All parties—industry, government, and consumers—will benefit from the development of unbiased equivalent audits and/or inspections applied to domestic and international manufacturers and their food ingredients and products based on internationally recognized standards such as those of the Codex Alimentarius Commission and International Standards Organization.

FDA has strong, valuable alliances and actively engages key organizations within the international regulatory, food standards, and food safety communities. We believe the Agency should continue to support international food safety activities, particularly with the World Health Organization and the Food and Agriculture Organization.

Food protection is defined as including food safety and food defense. The distinction between food safety and defense is ill-defined in the Plan; and, IFT found the plan lacking in measures that will increase food defense. While measures that increase food safety may also improve defense against intentional contamination, there are issues unique to food defense that cannot be addressed by food safety practices alone. These include continuing efforts in food defense awareness programs, such as those IFT conducted for the FDA, to alert food manufacturers to the vulnerabilities within the food and agriculture sectors, items not mentioned in the Plan.
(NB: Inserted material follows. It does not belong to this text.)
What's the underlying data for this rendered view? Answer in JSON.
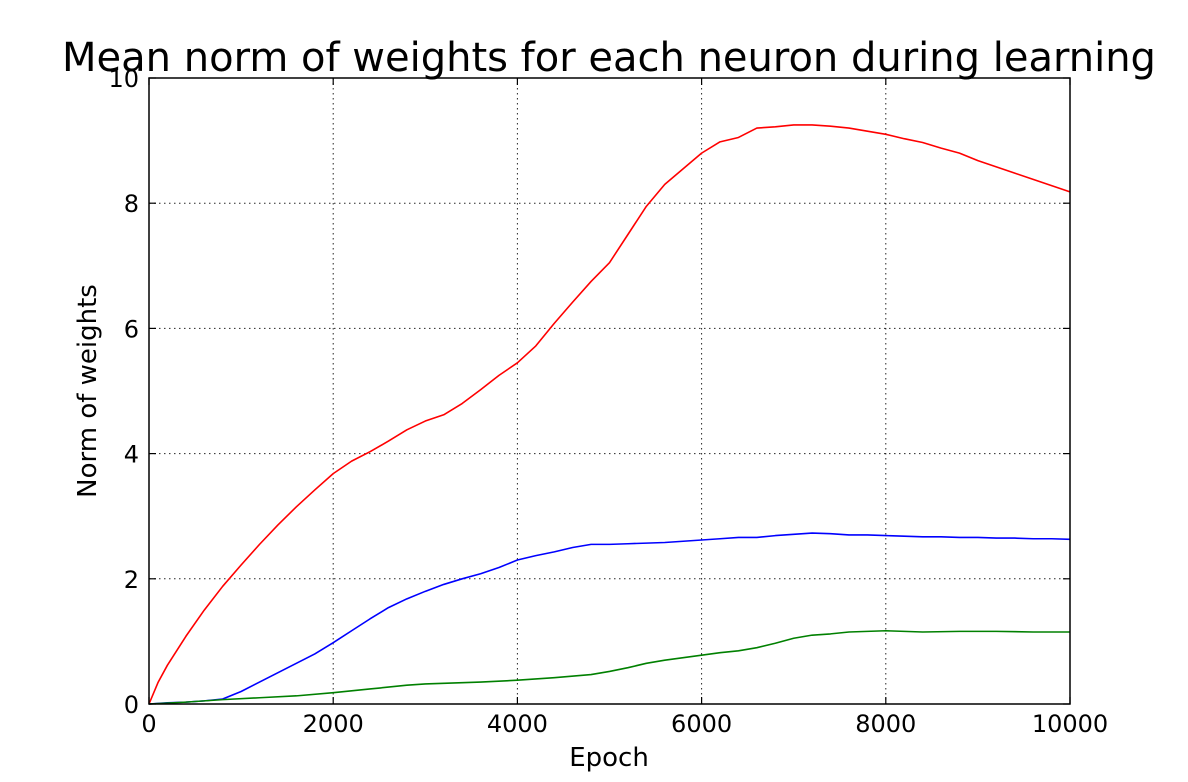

The use of CARVER+ Shock and similar methods for evaluating food systems vulnerability should be encouraged as tools to help companies assess the potential impact of an intentional contamination event.

To conclude, IFT recommends the following:

• focus on the overarching goal of protecting the public from foodborne illness and food associated hazards
• corporate responsibility for food safety management
• food safety built into food products
• modernization of GMP regulations and enforcement of industry compliance with GMPs
• FDA verification of industry implementation of food safety management systems that incorporate effective process controls
• appropriate independent accreditation of unbiased third party certification
• availability to industry of an inventory of food safety programs by country, including main food exports and any particular concerns
• maintenance of momentum in food defense along with food safety
• encouragement of companies to assess vulnerability to intentional contamination with tools such as CARVER+Shock.

On behalf of IFT and our 20,000 members, I thank you for the opportunity to provide input to this ad hoc committee of the IOM and NRC.